Alex had stopped at the threshold. He was almost laughing, hysterical, when he said, “I still can’t go in there.”

She shook her head, clearing it of a sudden certainty that Alex belonged here if she wanted him to be here. The power of this place was hers.

“Alex.” She went to him and reached out her hand. “Sinon. I think you belong here. You fell out of time, didn’t you? Like everything else here. An artifact of legend, forgotten by the myths.?

?

He wore a strange, distant smile. “Forgotten, eh? Dante wrote a place for me in hell. Shakespeare used my name. I became a metaphor for treachery. But—if I could change the past, I wouldn’t. Not a minute of it,” he said with a frantic edge. “The past brought me here.”

When he wouldn’t take her hand, she took his, so they were connected across the threshold. “They all thought you died, and you didn’t. You belong here.”

“Moros maruma moo emetrei. . . .”

She narrowed her eyes, inquiring.

“It’s something Cassandra said. Fate has measured out my thread . . . to a frayed end. I’d forgotten.” He squeezed her hand.

She pulled him into the Storeroom.

He looked at her; then he looked around. “Gods, this place is unreal.”

Merlin waited outside the Storeroom. Arthur was at the top of the stairs. He scurried down a few more steps when the sound of wood and metal groaned above them, crashing with the noise of destruction.

“The house is collapsing!” Arthur called.

“We should hurry,” Alex said.

“But I don’t know what to do.” She looked around. There was something she was supposed to save. Something more important than the end of the world itself.

On top of a crate, she found a neatly folded leather bag.
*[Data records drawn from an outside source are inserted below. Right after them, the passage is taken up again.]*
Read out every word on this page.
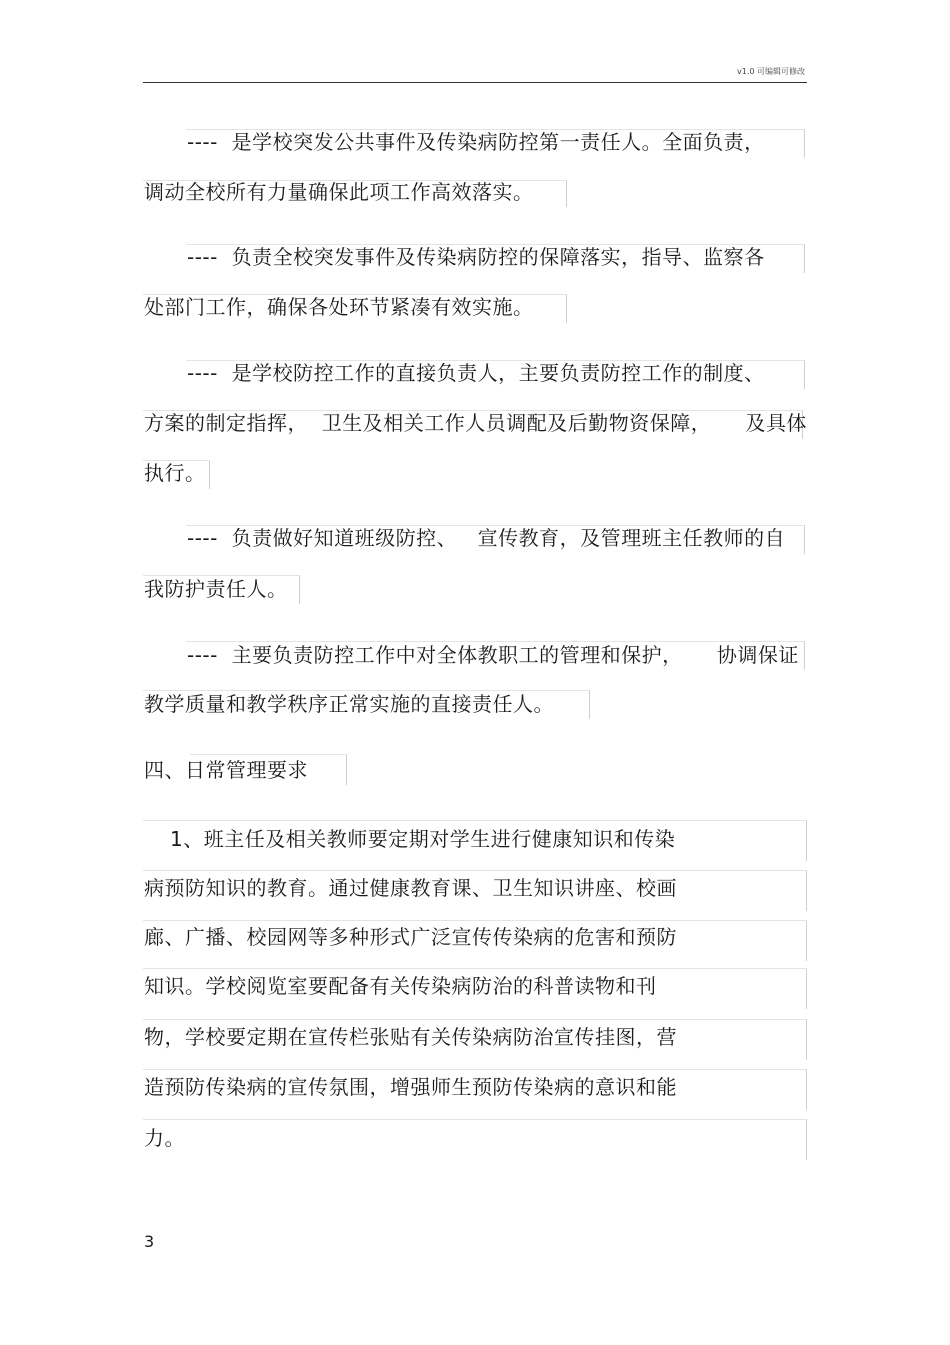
v1.0 可编辑可修改
----  是学校突发公共事件及传染病防控第一责任人。全面负责，
调动全校所有力量确保此项工作高效落实。
----  负责全校突发事件及传染病防控的保障落实，指导、监察各
处部门工作，确保各处环节紧凑有效实施。
----  是学校防控工作的直接负责人，主要负责防控工作的制度、
方案的制定指挥，  卫生及相关工作人员调配及后勤物资保障，     及具体
执行。
----  负责做好知道班级防控、   宣传教育，及管理班主任教师的自
我防护责任人。
----  主要负责防控工作中对全体教职工的管理和保护，     协调保证
教学质量和教学秩序正常实施的直接责任人。
四、日常管理要求
1、班主任及相关教师要定期对学生进行健康知识和传染
病预防知识的教育。通过健康教育课、卫生知识讲座、校画
廊、广播、校园网等多种形式广泛宣传传染病的危害和预防
知识。学校阅览室要配备有关传染病防治的科普读物和刊
物，学校要定期在宣传栏张贴有关传染病防治宣传挂图，营
造预防传染病的宣传氛围，增强师生预防传染病的意识和能
力。
3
The bag was part of this. It had been here from the beginning.

She was on the verge of knowing.

Alex stared at the lyre on the shelves. His hand paused an inch or two from touching it. He clenched a fist and drew away. “It reminds me of someone,” he said when he caught her watching him.

Next he turned to the rack of weapons. He pointed, his hand shaking a little. “I might need a sword,” he said softly. “Could I have this one?”

It wasn’t the best sword on the rack, dull and bronze-looking, ancient and stubby compared with some of the more impressive broadswords around it. She expected the odd voice to resist. But it didn’t argue.

“Sure,” she said. “Take it.”

His face lit with wonder. “Apollo gave me this sword.”

The room had never mentioned that. When he came to the door wanting something, she could have given him this.

But it wouldn’t have killed him, and that was what he wanted.

Then the voice flared, screaming. She screamed to match it and fell, her knees striking the concrete, her hands at her temples.

And she knew that her father was dead. In that moment, she knew everything else as well. Everything she needed.

Alex was at her side, holding her. Heart pounding, she said, “Help me find it. We’ve got to find it. A box. A small box.” She showed dimensions with her hands.

She shoved aside a stack of folded banners and a pile of reptilian scales the size of her hands. She listened to the voice whispering you’re getting close.

“My lady, you’d best hurry,” Merlin called from the next room.